Question

Is $(\pi -{\displaystyle \frac{22}{7}})$ a rational number, an irrational number or zero?

Answer 1

Hint: We are given difference of two number as: $(\pi -{\displaystyle \frac{22}{7}})$. Firstly, identify whether the numbers are rational or irrational. Then identify if the difference is rational or rational.

Complete step-by-step solution:
As we know that: $\pi$ is an irrational number. It also represents the ratio of the circumference to the diameter of a circle.
Also, ${\displaystyle \frac{22}{7}}$ is a rational number because it is represented in the form of ${\displaystyle \frac{p}{q}}$
Now, we need to find the difference of both numbers $(\pi -{\displaystyle \frac{22}{7}})$ is rational or irrational.
Since we know that the sum or difference of a rational and irrational number is always irrational.
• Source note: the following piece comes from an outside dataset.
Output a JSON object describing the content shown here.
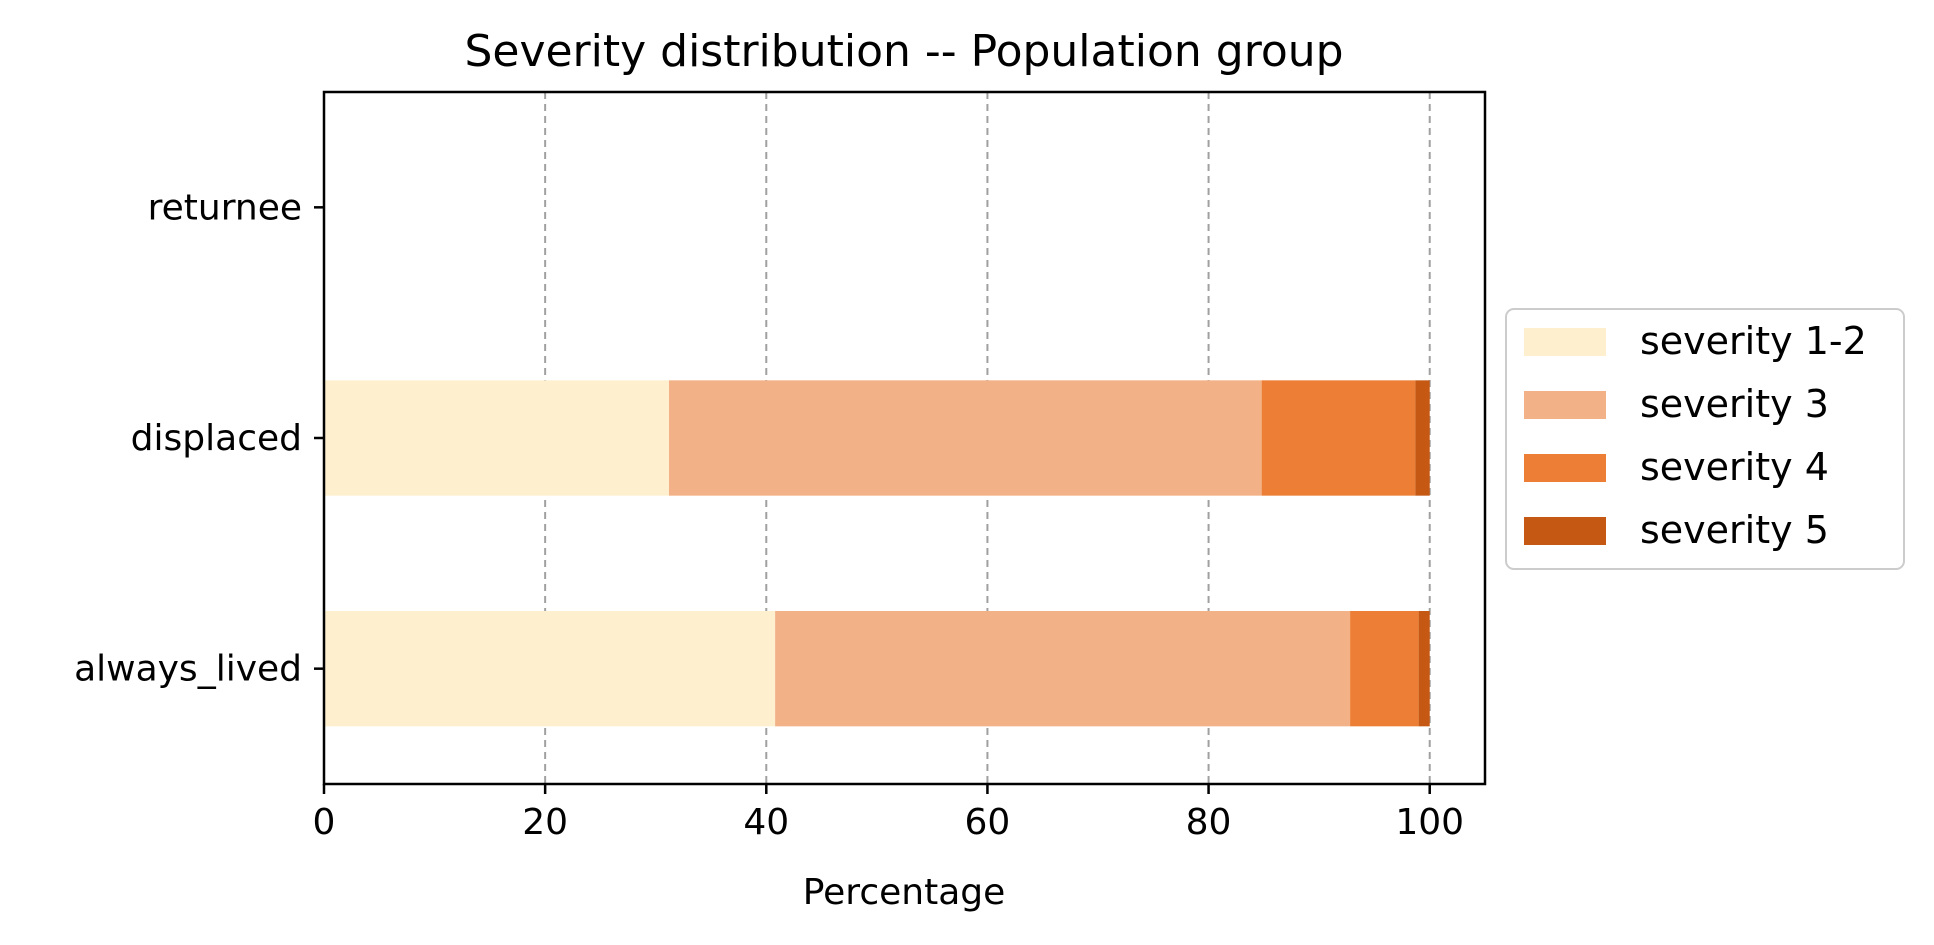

Therefore, the difference of $(\pi -{\displaystyle \frac{22}{7}})$ is also an irrational number.

Note: A rational number is a number that can be expressed as a fraction where both the numerator and the denominator in the fraction are integers. The denominator in a rational number cannot be zero. A rational number is expressed in the form of ${\displaystyle \frac{p}{q}}$, where $q\ne 0$. Their decimal expansion is finite or repeating decimals. Do not consider $\pi$ as ${\displaystyle \frac{22}{7}}$ and then write the result as 0, it will not be correct in this question. Irrational numbers are real numbers that can’t be written as a simple fraction. Their decimal expansion is non-finite or non-repeating decimals.